La missione della BBC, la principale emittente londinese,  è quella di informare con notizie controllate e verificate. E lo fa dal 1996 anche per l’Africa.

I giornalisti della redazione di BBC AFRIQUE seguono le notizie del Continente nero e del resto del mondo con una attenzione particolare per l’indipendenza, la neutralità, l’affidabilità e l’imparzialità. Le trasmissioni in lingua francese della BBC esistono dal 1938, quando la minaccia nazista incombeva sull’Europa. Durante la Seconda Guerra Mondiale, i francesi, guidati dal generale de Gaulle, rifiutarono la sconfitta nonostante l’occupazione del loro paese da parte del nemico. Da Londra, hanno continuato la lotta, con l’appoggio delle colonie africane della Francia. Dopo il conflitto, le sue trasmissioni sono continuate in Europa e nel continente africano.  Dal 1996, i programmi francesi della BBC sono stati trasmessi per l’Africa in onde corte, Fm e sul sito web della BBC Afrique.

Sono una cinquantina i giornalisti e i tecnici africani ed europei tra  Londra e Dakar che si occupano delle trasmissioni. Ma vi sono corrispondenti sul campo non solo in Africa, ma in giro per il mondo. Una redazione attenta e scrupolosa quotidianamente si occupa della  preparazione dei vari spazi informativi.  BBC Afrique, dunque, apre una finestra su un Continente dove risiede oltre un miliardo di persone con una forte tendenza alla crescita demografica (il 2,5%, con un tasso di fertilità di 4.6 figli per donna) con punte ancora più alte in Nigeria, Mali e Uganda.
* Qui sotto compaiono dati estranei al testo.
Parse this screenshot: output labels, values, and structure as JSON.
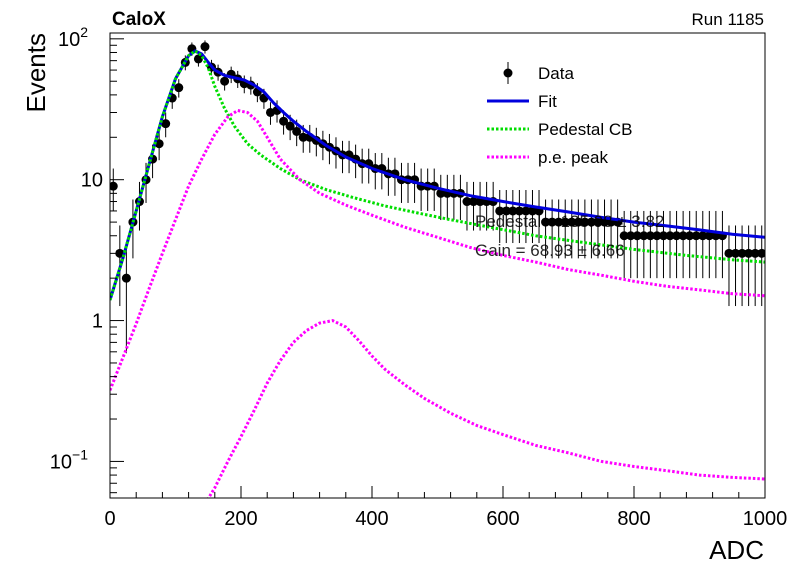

I problemi sociali ed economici le limitate speranza di vita e le malattie che significano produttività ridotta, spesa sanitaria elevata, abbandono delle terre e fuga verso i centri urbani. Questi sono gli argomenti trattati nei programmi dell’emittente con interviste a politici, studiosi, docenti universitari, analisti e ricercatori.

Un panorama completo con la missione appunto di informare. In Italia le trasmissioni arrivano con un buon segnale (a seconda delle aree geografiche) dopo le 18 UTC sui 6.080 khz.